El portavoz de la Comisión Europea, Olof Gill, aclaró que esta iniciativa "no va en contra de nadie, sino que busca nuestra fortaleza común". A pesar de que la propuesta de Von der Leyen de ofrecer a Canadá la posibilidad de convertirse en el "primer miembro asociado de la UE" sorprendió a muchas capitales europeas, aún no se han especificado los detalles de cómo se estructuraría este nuevo estatus.
El fortalecimiento de la asociación con Canadá no va dirigido contra otras naciones, sino que tiene como objetivo el beneficio mutuo
Fuentes diplomáticas de varios Estados miembro, consultadas por Europa Press, han mostrado su apoyo a esta mayor cooperación con Canadá. No obstante, expresan cierta incertidumbre sobre el significado exacto del término "miembro asociado" y cómo podría formalizarse un acuerdo de este tipo. Según una de esas fuentes, la iniciativa no fue coordinada previamente con los países miembros y aún queda por definir cómo se articulará este nuevo formato de relación con Ottawa.

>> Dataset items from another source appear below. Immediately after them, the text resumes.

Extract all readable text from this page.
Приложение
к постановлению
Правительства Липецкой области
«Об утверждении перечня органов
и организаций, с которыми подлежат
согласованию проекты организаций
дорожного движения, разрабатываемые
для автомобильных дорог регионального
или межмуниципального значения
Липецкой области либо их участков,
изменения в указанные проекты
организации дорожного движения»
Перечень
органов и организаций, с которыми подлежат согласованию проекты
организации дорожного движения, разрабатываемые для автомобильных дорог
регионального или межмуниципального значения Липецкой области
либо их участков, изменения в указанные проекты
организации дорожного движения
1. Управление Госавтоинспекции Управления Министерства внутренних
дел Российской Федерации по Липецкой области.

Ante esta situación, el presidente Trump reaccionó con la amenaza de imponer "aranceles muy serios o dejar de comerciar con Europa" si la oferta de Von der Leyen a Canadá se materializa, considerándolo una acción hostil hacia Estados Unidos. Aunque Trump advirtió sobre posibles gravámenes severos, destacó que solo adoptaría dicha medida si percibe que Bruselas actúa "con mala intención", sin especificar a qué se refiere exactamente con ese término.